Fiz a escola primária e depois continuei a estudar num curso comercial, porque não havia
dinheiro para mais. Entretanto morreu a minha mãe.
Andei a estudar no Mouzinho e na Escola Académica. Não cheguei a acabar o curso
comercial, mas terminei um curso do Sindicato dos Empregados de Escritório e fui logo
trabalhar.
Entrei na Mocidade Portuguesa com 12, 13 anos, por intermédio da escola. Andava
entusiasmado para ir ao Acampamento do Alfeite, e andou o meu pai a comprar a farda
às prestações ao Zé Diogo, que tinha o monopólio das fardas. Era a Marinha que
montava o acampamento todo, não faltava nada. Depois aborreci-me com a Mocidade
porque aquilo era só marcar passo, esquerdo, direito, esquerdo, direito, e então fui para a
Milícia, também dentro da Mocidade, para fugir à rotina. Aquilo era só o manejo de armas
e pouco mais, e eu queria-me entreter.
Actividade Profissional
Tive o meu primeiro emprego aos 16 anos, e era muito mau. Era um emprego pequeno,
ganhava uns 300 escudos por mês. A renda de casa era 400 ou 500 escudos por mês,
que era dividida entre mim, o meu pai, e um tio que vivia connosco.

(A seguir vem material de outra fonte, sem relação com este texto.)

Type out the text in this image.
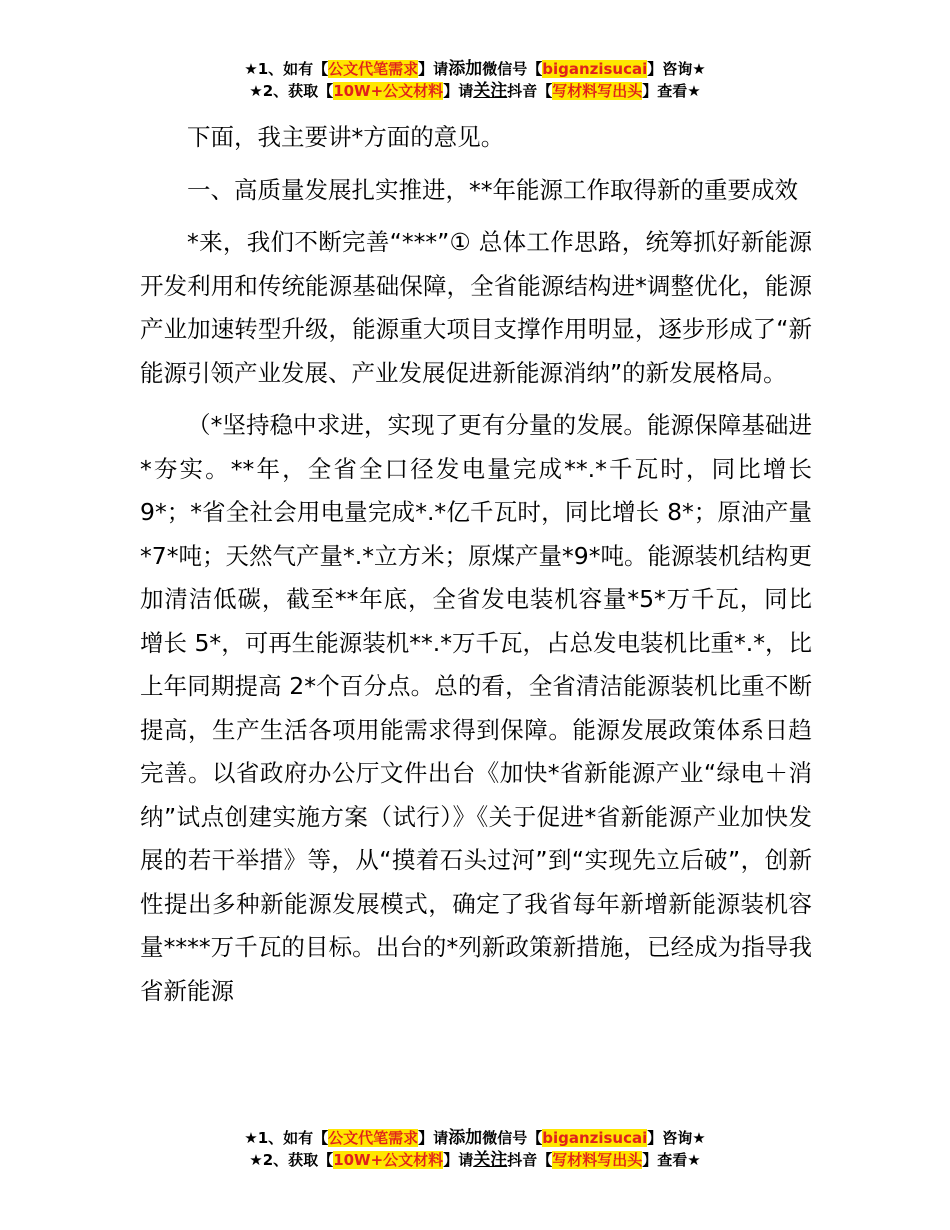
★1、如有【公文代笔需求】请添加微信号【biganzisucai】咨询★
★2、获取【10W+公文材料】请关注抖音【写材料写出头】查看★

下面，我主要讲*方面的意见。

一、高质量发展扎实推进，**年能源工作取得新的重要成效

*来，我们不断完善“***”① 总体工作思路，统筹抓好新能源开发利用和传统能源基础保障，全省能源结构进*调整优化，能源产业加速转型升级，能源重大项目支撑作用明显，逐步形成了“新能源引领产业发展、产业发展促进新能源消纳”的新发展格局。

（*坚持稳中求进，实现了更有分量的发展。能源保障基础进*夯实。**年，全省全口径发电量完成**.*千瓦时，同比增长 9*；*省全社会用电量完成*.*亿千瓦时，同比增长 8*；原油产量*7*吨；天然气产量*.*立方米；原煤产量*9*吨。能源装机结构更加清洁低碳，截至**年底，全省发电装机容量*5*万千瓦，同比增长 5*，可再生能源装机**.*万千瓦，占总发电装机比重*.*，比上年同期提高 2*个百分点。总的看，全省清洁能源装机比重不断提高，生产生活各项用能需求得到保障。能源发展政策体系日趋完善。以省政府办公厅文件出台《加快*省新能源产业“绿电＋消纳”试点创建实施方案（试行）》《关于促进*省新能源产业加快发展的若干举措》等，从“摸着石头过河”到“实现先立后破”，创新性提出多种新能源发展模式，确定了我省每年新增新能源装机容量****万千瓦的目标。出台的*列新政策新措施，已经成为指导我省新能源

★1、如有【公文代笔需求】请添加微信号【biganzisucai】咨询★
★2、获取【10W+公文材料】请关注抖音【写材料写出头】查看★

Eu trabalhava como manga de alpaca, no escritório de uma empresa de lanifícios, na Rua Formosa,
que já não existe.
Na altura própria fui para a tropa, durante um ano. Estive em Infantaria 6 e depois fui à
instrução, fui para Amanuense no Batalhão de Mobilização, porque tinha quase o curso
comercial.
Depois estive para ir para África trabalhar, à procura de uma situação melhor. Mas era
muito difícil, era necessária muita papelada, e acabei por ficar.
Fui trabalhar para a Fábrica dos Produtos Estrela, mas lá era muito mau, pagavam muito
mal e os operários só trabalhavam 3 dias. O meu ordenado era pouco mais de 800$00. E
o empregado de escritório era cristalizado, não havia subidas, era os aumentos que eles
quisessem dar. Pelo Natal davam-nos um bolo-rei e uma garrafa de Vinho do Porto e não
havia mais nada. As férias eram de 3 dias, para ter 8 dias era preciso trabalhar muitos
anos. Já tínhamos horário à inglesa, ao sábado à tarde não se trabalhava. Mas, na altura
do balanço já se trabalhava as horas que fossem necessárias, e não havia pagamento de
horas extraordinárias. As contas eram feitas numa máquina, o brusviga, uma espécie de
máquina de calcular, que agora já nem sei trabalhar com aquilo. Facturas enormes, tudo
feito à mão. No escritório a gente fazia de tudo, pagava, fazia mapas de férias, fazíamos
as contas um bocado aldrabadas para a Previdência... O patrão mandava e tinha de ser
feito.
Mais tarde a situação do meu pai mudou. Ele viajava de comboio, mas começaram a
aparecer os viajantes de carro, e ele já tinha uma certa idade e não tinha capacidade nem
temperamento para tirar a carta. Então passei também para viajante à comissão, aos 25
anos, com o meu pai. Comprámos uma furgoneta. Ele trabalhava com fazendas brancas,
que hoje já não há, na região de Trás-os-Montes, Douro e Alto Minho. Eu trabalhava com
lanifícios e outros ganchos, que eram acessórios do produto principal que vendíamos à
parte, para arranjar mais algum dinheiro. A minha zona era Minho, Douro e Trás-os-Montes.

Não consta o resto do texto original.